But isn’t this play rather pessimistic, I’ve been asked. Meaning, wasn’t it depressing for an audience in Sarajevo; meaning, wasn’t it pretentious or insensitive to stage Godot there?… The condescending, philistine question makes me realize that those who ask it don’t understand at all what it’s like in Sarajevo now, any more than they really care about literature and theatre.
–Susan Sontag, “Waiting for Godot in Sarajevo”
Signs on corrugated plastic–A Country Road/A Tree/Evening–had been fixed to wooden telephone polls all over town with roofing nails and zip ties. Who knew what the hell they meant, or even noticed them next to the Clarkson for City Council, Roof Repair and other political and commercial signs that litter our neutral grounds and cityscape in postdiluvial New Orleans? But as it turns out, those first signs, looking every bit as much the disposable junk as the others, were genuine contemporary art, made by Paul Chan, a New York art star. They gave notice to the city, however obliquely, using the opening stage directions of the play–Samuel Beckett’s Waiting for Godot–that he was to stage on two consecutive weekends in two of the most devastated neighborhoods in America.
The ambiguity of the signs did not inhibit a packed house for each of the five nights the play was performed for free in New Orleans. Indeed, it was only planned for four nights–two in the Lower Ninth Ward and two in Gentilly. But Chan, the Classical Theater of Harlem–which staged the play here and in New York–and Creative Time, a New York nonprofit dedicated to public art, which produced and funded the visionary endeavor, added a fifth night after turning back hundreds of people from the performances in the abandoned Lower Ninth Ward.

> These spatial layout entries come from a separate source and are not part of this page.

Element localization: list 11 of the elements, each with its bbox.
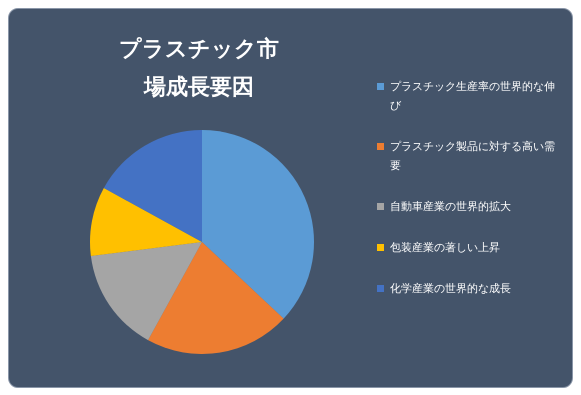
pie-slice — [202, 130, 314, 319]
legend-label: 自動車産業の世界的拡大 — [390, 198, 511, 214]
legend-label: 化学産業の世界的な成長 — [390, 280, 511, 296]
legend-label: プラスチック生産率の世界的な伸び — [390, 78, 556, 114]
pie-slice — [104, 130, 202, 242]
pie-slice — [90, 188, 202, 256]
legend-label: プラスチック製品に対する高い需要 — [390, 138, 556, 174]
chart-title: プラスチック市場成長要因 — [118, 36, 280, 102]
pie-slice — [90, 242, 202, 340]
pie-slice — [148, 242, 284, 354]
legend-label: 包装産業の著しい上昇 — [390, 240, 500, 256]
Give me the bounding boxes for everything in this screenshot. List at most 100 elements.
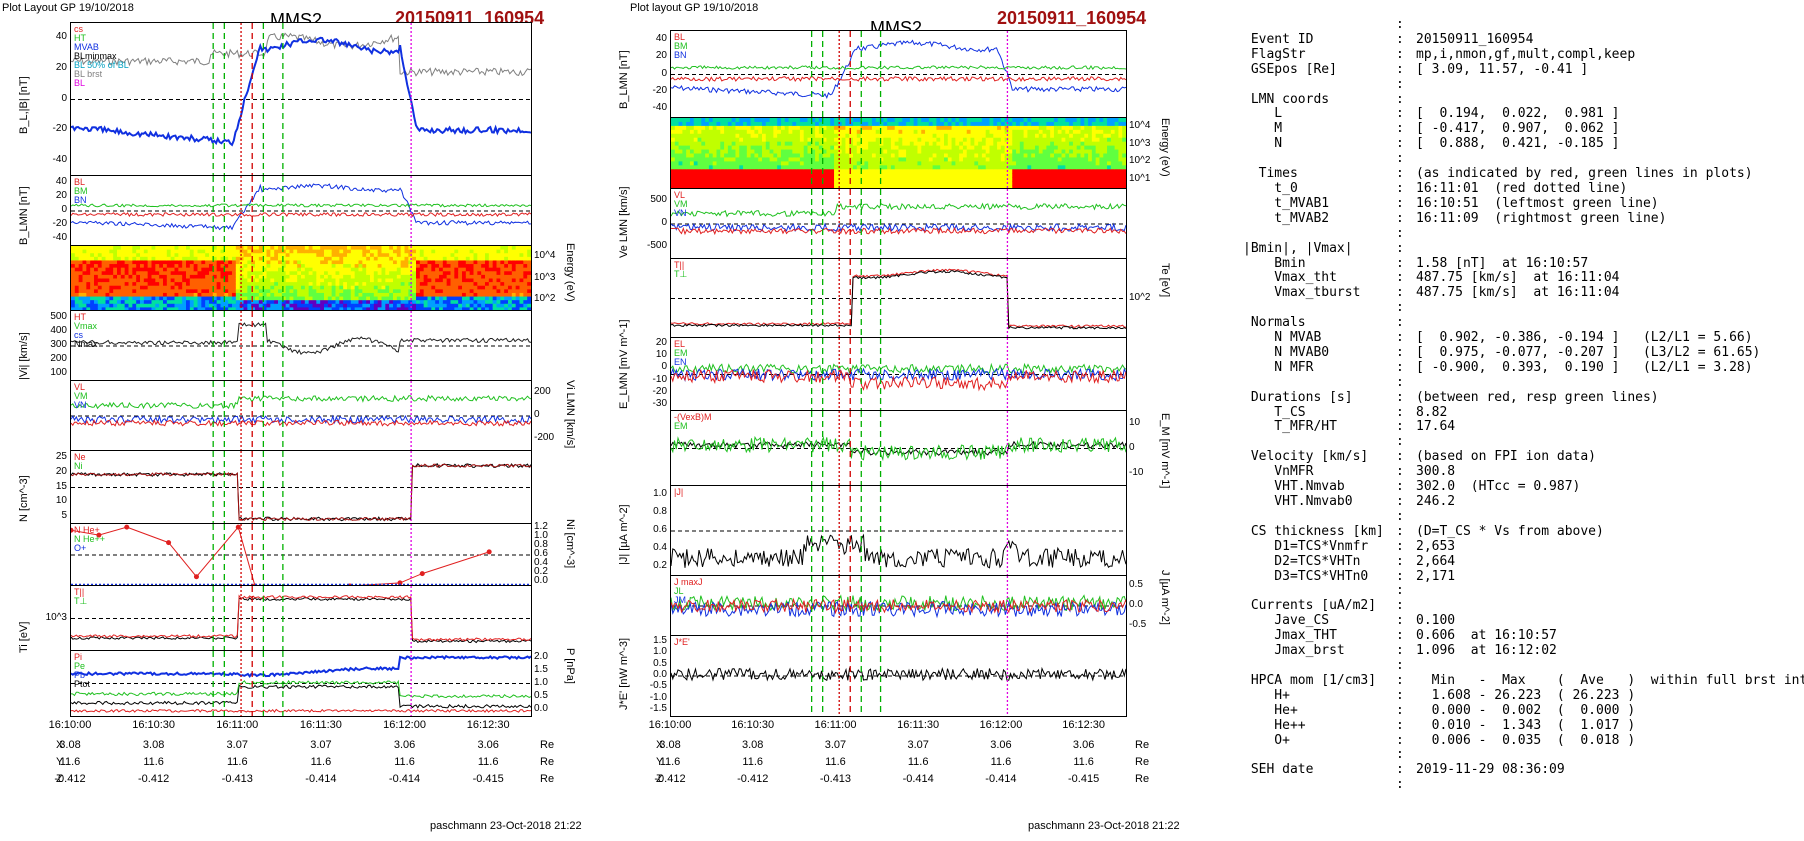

After the lucky few hundred folks who made it in the first night ate gumbo and were then drawn to bleachers a couple of blocks away by a brass band and dancers from The Big Nine Social Aid and Pleasure Club, a de rigueur homage to the city’s vernacular culture, people took their seats. The stage, an abandoned intersection, was in the midst of several wasted city blocks where aggressive local flora had begun reclaiming the neighborhood as a backswamp, now that bulldozers had cleared most of the homes destroyed following Hurricane Katrina. The play was framed in the distance, like the curtain at the back of a stage, against a newly built concrete flood wall, whose earlier incarnations–in 2005 during Katrina and in 1965 during Hurricane Betsy–had failed to keep the water at bay.
The Rev. Charles Duplessis introduced the premiere and invoked the lost lives specific to this “charming spot” on “this bitch of an earth,” as Beckett’s characters later said. “Where you are sitting is where someone’s home was…. People lost their lives right in this area,” Duplessis explained with great solemnity, clearing the air momentarily of the joyful music that still rang in our ears.
And then the familiar, repetitive, morally ambiguous play began. Two tramps, Vladimir and Estragon, talking, waiting for Godot, trying to pass the time, despairing. Pozzo and Lucky appearing, then disappearing. The boy coming to tell the tramps that Godot would not be coming today, “but surely tomorrow.” Roughly the same thing occurring in the second act.